White supremacy has done a number on Black people with slavery and colonialism at the top, taking away the possibility for us to evolve on our own. It violently and intentionally robbed us of a past and left us unaware of who we were due to a continuous erasure of our beloved memories through the devaluation of oral and written history. It’s left us with imagined stories rooted in the white gaze. 

There is a real danger in romanticizing pre-colonial Africa. The glorification of kingdoms before white men met us erases the reality that Africa wasn’t exactly a paradise. African kingdoms were rife with slavery, imperialism, women’s oppression and class oppression. Not everyone was a king or even a queen. More importantly, not every Black person in African countries had the potential of being born into a royal family or accessing its benefits. 

Our beloved Toni Morrison told us, “The very serious function of racism is distraction. It keeps you explaining, over and over again, your reason for being. Somebody says you have no language and you spend twenty years proving that you do.” This has been our struggle as Black people, living under the blinding effects of the white gaze, by continuously proving that we are worthy and even more harshly by participating in structures that uphold whiteness such as capitalism and imperialism, under the guise of Black power. 

My queen Beyoncé is a powerful transcending artist with the power to instill in us liberating imaginations. As a woman African descent, whose ancestors survived generations of enslavement, she has the right to tap into her Africanness and find her connections to the continent and her belonging to the land. But when she willingly, through her art, participates in telling romanticized African royalty stories, rooted in glamorizing Africa, she indirectly dehumanizes our Africanness. She validates neo-colonialism, entrenched in negotiating and proving our humanity by pretending we’re superhuman. One could wonder are Africans humans with dignity if they are not kings and queens, draped in gold and diamonds? Are we saying our ancestors shouldn’t have been enslaved because they were kings and queens and not simply because they were humans?

Honoring our ancestors isn’t about creating false illusions of who they were or how they lived. Being dishonest to ourselves with these royal narratives, ingrained in the elite extravaganza of the continent won’t change the fact that the master’s tools will not dismantle the master’s house (shout out to Audre Lorde). Black capitalism, Black imperialism, Black monarchies were never our freedom. And they won’t be even if we add Black faces to these systems. They will still oppress the Black community since they are rooted in anti-Blackness.

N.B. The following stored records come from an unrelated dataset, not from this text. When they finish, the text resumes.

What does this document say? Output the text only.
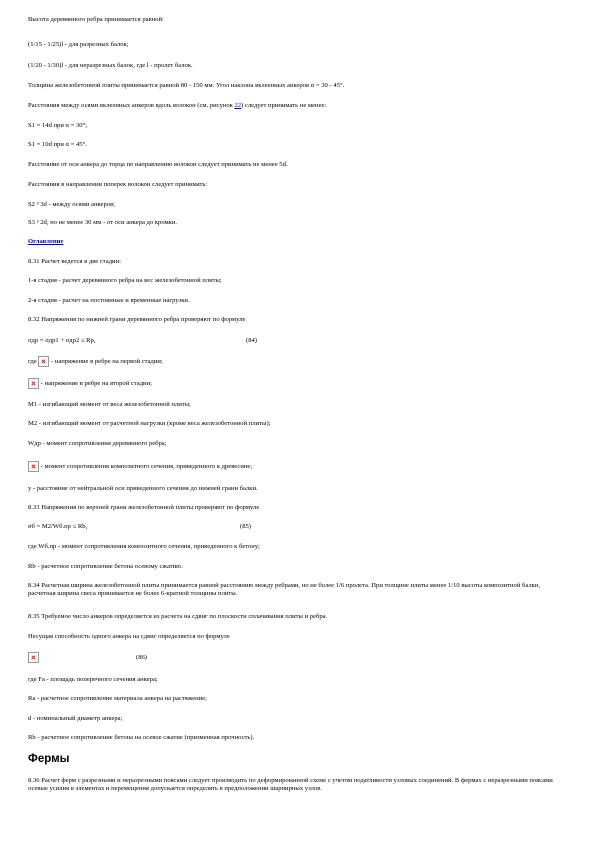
Высота деревянного ребра принимается равной:
(1/15 - 1/25)l - для разрезных балок;
(1/20 - 1/30)l - для неразрезных балок, где l - пролет балок.
Толщина железобетонной плиты принимается равной 80 - 150 мм. Угол наклона вклеенных анкеров α = 30 - 45°.
Расстояния между осями вклеенных анкеров вдоль волокон (см. рисунок 22) следует принимать не менее:
S1 = 14d при α = 30°;
S1 = 10d при α = 45°.
Расстояние от оси анкера до торца по направлению волокон следует принимать не менее 5d.
Расстояния в направлении поперек волокон следует принимать:
S2 ³ 3d - между осями анкеров;
S3 ³ 2d, но не менее 30 мм - от оси анкера до кромки.
Оглавление
8.31 Расчет ведется в две стадии:
1-я стадия - расчет деревянного ребра на вес железобетонной плиты;
2-я стадия - расчет на постоянные и временные нагрузки.
8.32 Напряжения по нижней грани деревянного ребра проверяют по формуле
σдр = σдр1 + σдр2 ≤ Rр,	(84)
где - напряжение в ребре на первой стадии;
- напряжение в ребре на второй стадии;
M1 - изгибающий момент от веса железобетонной плиты;
M2 - изгибающий момент от расчетной нагрузки (кроме веса железобетонной плиты);
Wдр - момент сопротивления деревянного ребра;
- момент сопротивления композитного сечения, приведенного к древесине;
у - расстояние от нейтральной оси приведенного сечения до нижней грани балки.
8.33 Напряжения по верхней грани железобетонной плиты проверяют по формуле
σб = M2/Wб.пр ≤ Rb,	(85)
где Wб.пр - момент сопротивления композитного сечения, приведенного к бетону;
Rb - расчетное сопротивление бетона осевому сжатию.
8.34 Расчетная ширина железобетонной плиты принимается равной расстоянию между ребрами, но не более 1/6 пролета. При толщине плиты менее 1/10 высоты композитной балки, расчетная ширина свеса принимается не более 6-кратной толщины плиты.
8.35 Требуемое число анкеров определяется из расчета на сдвиг по плоскости сплачивания плиты и ребра.
Несущая способность одного анкера на сдвиг определяется по формуле
(86)
где Fa - площадь поперечного сечения анкера;
Ra - расчетное сопротивление материала анкера на растяжение;
d - номинальный диаметр анкера;
Rb - расчетное сопротивление бетона на осевое сжатие (призменная прочность).
Фермы
8.36 Расчет ферм с разрезными и неразрезными поясами следует производить по деформированной схеме с учетом податливости узловых соединений. В фермах с неразрезными поясами осевые усилия в элементах и перемещения допускается определять в предположении шарнирных узлов.
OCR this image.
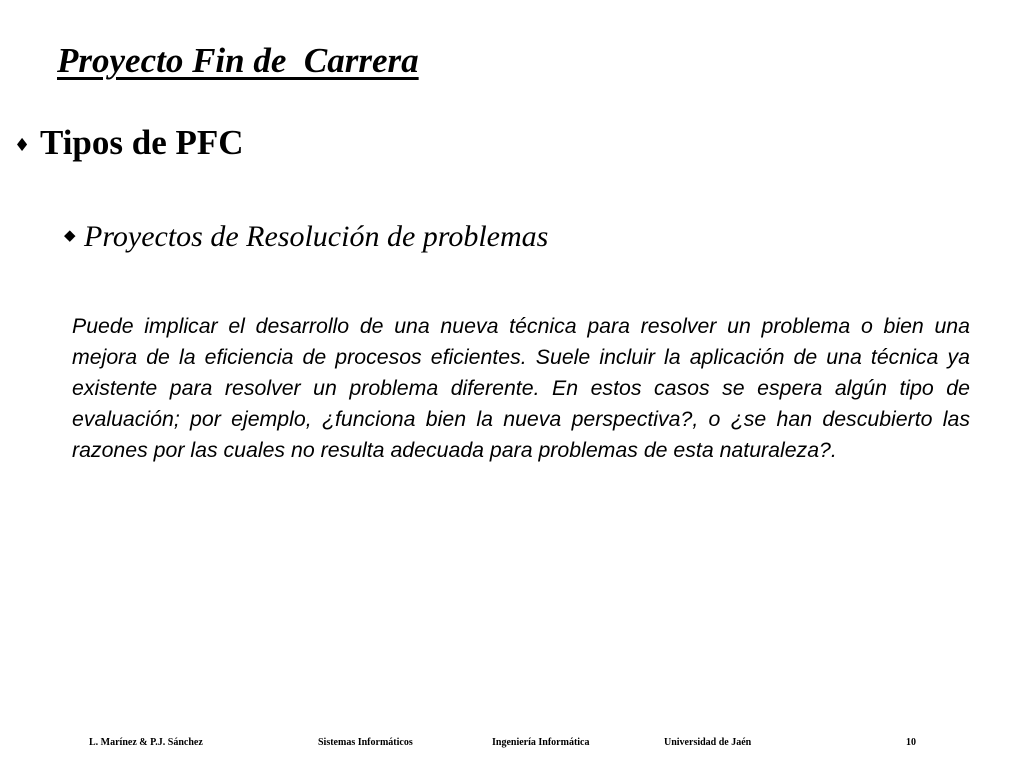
Proyecto Fin de  Carrera
♦ Tipos de PFC
◆ Proyectos de Resolución de problemas

Puede implicar el desarrollo de una nueva técnica para resolver un problema o bien una mejora de la eficiencia de procesos eficientes. Suele incluir la aplicación de una técnica ya existente para resolver un problema diferente. En estos casos se espera algún tipo de evaluación; por ejemplo, ¿funciona bien la nueva perspectiva?, o ¿se han descubierto las razones por las cuales no resulta adecuada para problemas de esta naturaleza?.

L. Marínez & P.J. Sánchez	Sistemas Informáticos	Ingeniería Informática	Universidad de Jaén	10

The acclaimed Pan-African revolutionary Kwame Ture said, to paraphrase, Black struggle is a struggle for the land and the land for me is the belonging. It’s time our imaginations as Black people across the diaspora break free from the white gaze and the constant desire to defy it. Our energy should be used for imagining real Black futures where we don’t have to participate in capitalism and imperialism to be granted humanity. We should resist neo-colonialism by choosing to tell decolonized stories that tap into the full breadth of who we are as human beings — as pure or dirty, as holy or evil.

To Beyoncé, whom I love so much, thank you. The film was rich, beautiful and entertaining, but I expected more. I hoped that you would’ve engaged Africa and Blackness not rooted in a capitalistic stance. I hoped you would’ve let the world into the everyday realities of Africans. Because while we woke up to a gift from Beyoncé, filled with rich imagery, we also woke up to the news of activists in Zimbabwe arrested for protesting against the government’s violence towards the people.

To end this, I would love for the Black diaspora, in their journey to relate to the continent, to be more aware of the power dynamics that exist on the continent. It’s my hope that in this heightened awareness, the diaspora doesn’t unwillingly participate in harmful systems that injure our motherland.

Beyoncé can better love Africa by creating decolonizing art that tells Black people that we don’t have to be associated with a monarchy to matter.